When I have to work with other "experienced" people that fall into the same category as you, my biggest concern is that they would feel they have enough seniority that whatever they did for the last 15 years has always worked for them and they are happy with that. I've had some nice, clean organized code that has been completely trampled over by these "experienced" people.
What I would wish is that they (and just about everyone else, including myself) would approach programming with the idea that compared to what is out there, each of us actually knows very little and that no matter how much experience you think you have, there's always new things for you to learn and write better code, even in the language that you think you know 100%.
I'm certainly comfortable with C++11, lambdas, templates, metaprogramming, etc... but no matter how much time passes I still find that every year my code improves compared to what I used to write a year ago and I've been doing C++ professionally for 13 years.
Just by asking the question you've asked, I don't think you are in danger of being one of those "experienced" people that leave destruction and mayhem in their path. You already have a job with guys who have skills different from yours. This is great for you, don't be intimidated. Instead, show your openness and willingness to learn and I'm sure anyone on your team will be more than happy to mentor you until you get up to speed. They will be happy that you recognize that you need and want to improve yourself. I know I would be.
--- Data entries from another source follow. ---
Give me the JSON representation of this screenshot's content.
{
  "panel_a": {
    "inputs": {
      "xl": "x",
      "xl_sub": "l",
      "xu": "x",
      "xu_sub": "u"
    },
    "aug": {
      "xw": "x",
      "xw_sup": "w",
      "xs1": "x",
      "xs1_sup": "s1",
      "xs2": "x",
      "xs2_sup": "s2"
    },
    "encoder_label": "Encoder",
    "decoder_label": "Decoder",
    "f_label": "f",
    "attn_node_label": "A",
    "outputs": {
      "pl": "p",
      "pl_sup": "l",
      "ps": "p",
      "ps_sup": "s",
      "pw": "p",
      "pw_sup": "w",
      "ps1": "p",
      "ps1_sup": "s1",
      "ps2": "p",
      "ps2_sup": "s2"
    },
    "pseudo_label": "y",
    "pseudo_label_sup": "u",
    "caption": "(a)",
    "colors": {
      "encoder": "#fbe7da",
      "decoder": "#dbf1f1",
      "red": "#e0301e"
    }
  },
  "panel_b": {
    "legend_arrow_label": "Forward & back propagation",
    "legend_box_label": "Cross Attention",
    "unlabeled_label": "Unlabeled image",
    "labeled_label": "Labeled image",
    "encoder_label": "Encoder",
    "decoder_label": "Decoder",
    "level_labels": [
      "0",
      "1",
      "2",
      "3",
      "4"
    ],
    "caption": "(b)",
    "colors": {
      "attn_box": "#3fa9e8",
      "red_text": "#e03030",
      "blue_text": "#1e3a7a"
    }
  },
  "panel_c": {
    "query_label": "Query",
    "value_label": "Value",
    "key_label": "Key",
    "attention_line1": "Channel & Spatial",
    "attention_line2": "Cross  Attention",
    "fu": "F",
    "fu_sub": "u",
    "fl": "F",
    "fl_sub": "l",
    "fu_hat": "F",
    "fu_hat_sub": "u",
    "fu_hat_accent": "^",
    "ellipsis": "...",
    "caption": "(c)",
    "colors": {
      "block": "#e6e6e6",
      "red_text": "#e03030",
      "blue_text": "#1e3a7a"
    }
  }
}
Ask for some code reviews and advice on how you could approach tasks differently and when you get that feedback, try to remember it for next time. Also most senior guys love to talk about design and lessons they've learned the hard way over the years. Simply talking informally, they'll give you plenty of knowledge you can take away.
As a general advice, whenever possible you should always try to surround yourself with people who are better/smarter than you. It's not a burden that you have to "deal" with but an opportunity to always improve yourself.